Julieta Rada Jodara (born 25 May 1990) is a Uruguayan and Argentine singer, songwriter and television personality.

Coming from a family of musicians, she began singing in her teens. She released her debut album in 2012 and in 2015 she was nominated for the Latin Grammy Award for Best New Artist. In 2023, she served as a coach on La Voz Kids Uruguay with her father.

== Early life ==
Rada was born in Buenos Aires, Argentina, the third and youngest child of Uruguayan singer and percussionist Rubén Rada and the second with psychologist Patricia Jodara Leizerovich. Her Jewish mother was born in Argentina and traces her ancestry to Ashkenazi Jews from Turkey. Shortly after she was born, she moved with her family to Mexico, where she lived until she was five years old, when she moved to Montevideo. During her childhood she danced ballet, but had to give it up after a herniated disc at the age of 13. She attended Colegio Latinoamericano in barrio Punta Carretas.

== Career ==
She began studying singing at the age of sixteen and a year later to perform with singer and composer Urbano Moraes' group. In 2012 she released her debut album, Afrozen, which has guests such as Dante Spinetta, Hugo Fattoruso, Martín Buscaglia, and members of her family: her half-sister Lucila, her brother Matías and her father. That year she toured Uruguay, Argentina and Spain. In 2013 she won the Graffiti Award for Best Alternative Pop Rock Fusion Album.

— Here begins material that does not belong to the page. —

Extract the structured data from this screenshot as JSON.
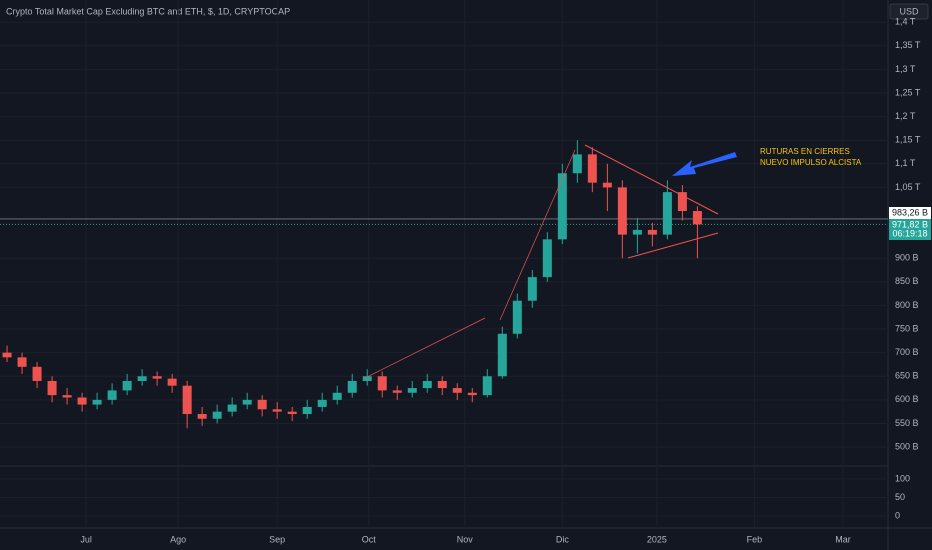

In 2015 she released her second album Corazón Diamante, which combines the genres of candombe, funk, rock, pop and soul. It earned her a Latin Grammy Award nomination for Best New Artist, as well as the Gardel Award for Best New Pop Artist and the Graffiti Award for Best Female Solo Artist.

In June 2019, Argentine band Ciro y los Persas, released a joint single with Rada called "Por cel". Rada's third album, Bosque was released on 9 August 2019. It earned her the Gardel Award for Best Pop Artist Album and the Graffiti Award for Best Pop Album.

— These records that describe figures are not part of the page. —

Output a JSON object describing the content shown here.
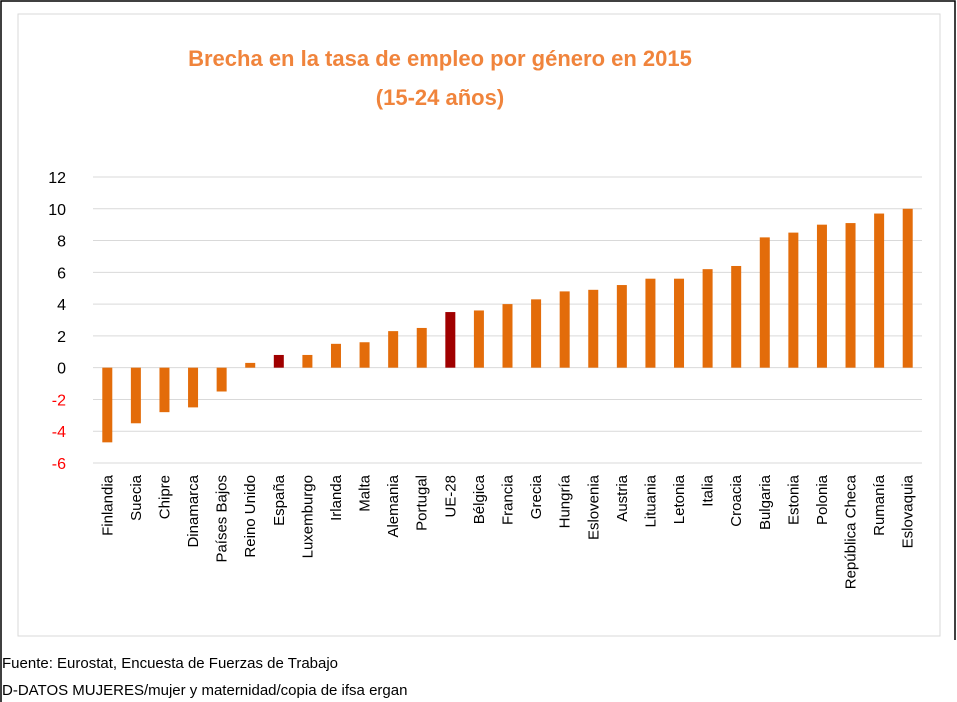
{
  "chart_data": {
    "type": "bar",
    "title": [
      "Brecha en la tasa de empleo por género en 2015",
      "(15-24 años)"
    ],
    "categories": [
      "Finlandia",
      "Suecia",
      "Chipre",
      "Dinamarca",
      "Países Bajos",
      "Reino Unido",
      "España",
      "Luxemburgo",
      "Irlanda",
      "Malta",
      "Alemania",
      "Portugal",
      "UE-28",
      "Bélgica",
      "Francia",
      "Grecia",
      "Hungría",
      "Eslovenia",
      "Austria",
      "Lituania",
      "Letonia",
      "Italia",
      "Croacia",
      "Bulgaria",
      "Estonia",
      "Polonia",
      "República Checa",
      "Rumanía",
      "Eslovaquia"
    ],
    "values": [
      -4.7,
      -3.5,
      -2.8,
      -2.5,
      -1.5,
      0.3,
      0.8,
      0.8,
      1.5,
      1.6,
      2.3,
      2.5,
      3.5,
      3.6,
      4.0,
      4.3,
      4.8,
      4.9,
      5.2,
      5.6,
      5.6,
      6.2,
      6.4,
      8.2,
      8.5,
      9.0,
      9.1,
      9.7,
      10.0
    ],
    "colors": [
      "#e36c0a",
      "#e36c0a",
      "#e36c0a",
      "#e36c0a",
      "#e36c0a",
      "#e36c0a",
      "#a00000",
      "#e36c0a",
      "#e36c0a",
      "#e36c0a",
      "#e36c0a",
      "#e36c0a",
      "#a00000",
      "#e36c0a",
      "#e36c0a",
      "#e36c0a",
      "#e36c0a",
      "#e36c0a",
      "#e36c0a",
      "#e36c0a",
      "#e36c0a",
      "#e36c0a",
      "#e36c0a",
      "#e36c0a",
      "#e36c0a",
      "#e36c0a",
      "#e36c0a",
      "#e36c0a",
      "#e36c0a"
    ],
    "ylim": [
      -6,
      12
    ],
    "yticks": [
      -6,
      -4,
      -2,
      0,
      2,
      4,
      6,
      8,
      10,
      12
    ],
    "grid": true,
    "negative_tick_color": "#ff0000",
    "notes": [
      "Fuente: Eurostat, Encuesta de Fuerzas de Trabajo",
      "D-DATOS MUJERES/mujer y maternidad/copia de ifsa  ergan"
    ]
  }
}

In November 2022, it was announced that Rada would coach La Voz Kids Uruguay in a double chair with her father.

== Filmography ==

| Year | Title | Role | Notes |
|---|---|---|---|
| 2023 | La Voz Kids Uruguay | Herself–Coach |  |

== Discography ==

- Afrozen (2012)
- Corazón diamante (2015)
- Bosque (2019)
- Candombe (2024)

== Personal life ==
She dated songwriter and producer Nicolás Ibarburu from 2009 to 2017.